1990 – Monique Amghar « Ne jamais abandonner tant qu’on a la passion »

veste equipedefrancePlace à nos championnes du monde de karaté ! Celle qui obtenue le titre suprême à la vitesse de l'éclair, c'est elle Monique Amghar en 1990. Tellement vite d'ailleurs que les souvenirs sont  un peu flous. Les émotions, elles, sont intactes et la championne, également titrée aux Europe en 1996, nous les fait partager sans retenue...

M. Amghar

 

« Mon titre reste un beau souvenir, mais, aujourd’hui, je me dis que je n’ai pas assez savouré ma victoire », analyse Monique Amghar, la championne du monde 1990 en kumite -60kg. « Tout est arrivé si vite en même temps. En arrivant tout juste sur la scène internationale en tant qu’outsider, mon titre a été une grande surprise » restitue-t-elle. Pourtant cette victoire est la suite logique d’un travail long et acharné. Championne du monde à 27 ans, il a fallu s’accrocher physiquement et mentalement, « je n’étais pas toute jeune mais mon caractère et ma maturité ont fait la différence j’imagine ».
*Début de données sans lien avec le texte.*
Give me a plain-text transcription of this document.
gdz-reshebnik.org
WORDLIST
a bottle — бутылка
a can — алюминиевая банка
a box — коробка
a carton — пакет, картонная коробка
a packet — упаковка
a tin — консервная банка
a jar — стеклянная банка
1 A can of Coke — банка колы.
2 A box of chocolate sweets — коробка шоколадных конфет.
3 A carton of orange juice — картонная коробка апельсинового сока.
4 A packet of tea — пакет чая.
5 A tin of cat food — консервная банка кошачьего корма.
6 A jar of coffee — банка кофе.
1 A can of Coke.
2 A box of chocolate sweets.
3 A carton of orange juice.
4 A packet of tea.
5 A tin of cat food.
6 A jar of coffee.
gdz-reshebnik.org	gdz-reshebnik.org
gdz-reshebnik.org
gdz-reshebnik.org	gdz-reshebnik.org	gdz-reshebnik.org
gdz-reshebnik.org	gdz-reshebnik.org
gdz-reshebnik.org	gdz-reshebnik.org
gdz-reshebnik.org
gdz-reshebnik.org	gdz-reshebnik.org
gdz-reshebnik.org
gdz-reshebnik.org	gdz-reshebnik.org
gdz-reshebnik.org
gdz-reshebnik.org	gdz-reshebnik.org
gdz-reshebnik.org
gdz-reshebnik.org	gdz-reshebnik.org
De Mexico, elle se rappelle du podium, de la Marseillaise mais surtout « d’une compétition éprouvante ». Sa finale contre l’Italienne Chiara Stella Bux ? « Ce n’était pas le combat le plus difficile ». Pour Monique, le combat de « sa vie », c’était en demi-finale contre la redoutable Anglaise de l’époque, Molly Samuels, cinq fois championne d’Europe puis championne du monde par la suite en 1992. « Jusqu’au dernier moment, ce fut intense. Une fois le combat gagné, je me suis dit que plus rien ne pouvait m’atteindre », explique t-elle avec fierté. Ni même le manque de sommeil quelle avait accumulé notamment, en trainant avec ses coéquipières, la veille de la compétition, dans les couloirs de l’hôtel à deux heures du matin. « Je me souviens, nos coachs nous avaient surpris, on s’était fait remonter les bretelles. Le lendemain, j’avais tellement peur de rater à cause de ça que ça m’a motivée pour être encore plus forte », raconte t-elle avec amusement. Cette victoire, elle la partagea notamment avec sa coéquipière Catherine Belhriti (+60kg) et Marc Pyrée (+80kg), eux aussi champions du monde cette année là.

 


De retour en France, alors que le monde du karaté lui prédisait une saison internationale de folie après ce titre, la pensionnaire du Mawashi Karaté Club de Cambrai s’est donné une rupture des ligaments. « J’étais frustrée, déçue de ne pas pouvoir remettre mon titre en jeu ». Avec un moral d’acier, la Française n’abandonnera pas et reviendra un an plus tard à la compétition. Médaillée de bronze aux Europe 1992, médaillée d’argent aux monde 1994, la performance quelle savoura le plus reste finalement son titre de championne d’Europe en 1996, « histoire de finir ma carrière en beauté ». Si aujourd’hui, elle a un conseil à donner à l’équipe de France de karaté, c’est bien celui «  de ne jamais abandonner tant qu'on a la passion et de ne rien lâcher tant que l’on est pas K.O. ».

Aujourd’hui âgée de 50 ans, Monique continue de fouler les tatamis « pour garder la forme et pour transmettre ma passion aux jeunes ». Fidèle au club de Cambrai, la championne du monde, devenue 6e dan en 2011, sera présente à Bercy pour encourager les troupes et peut-être faire couler quelques larmes de joies et de nostalgie.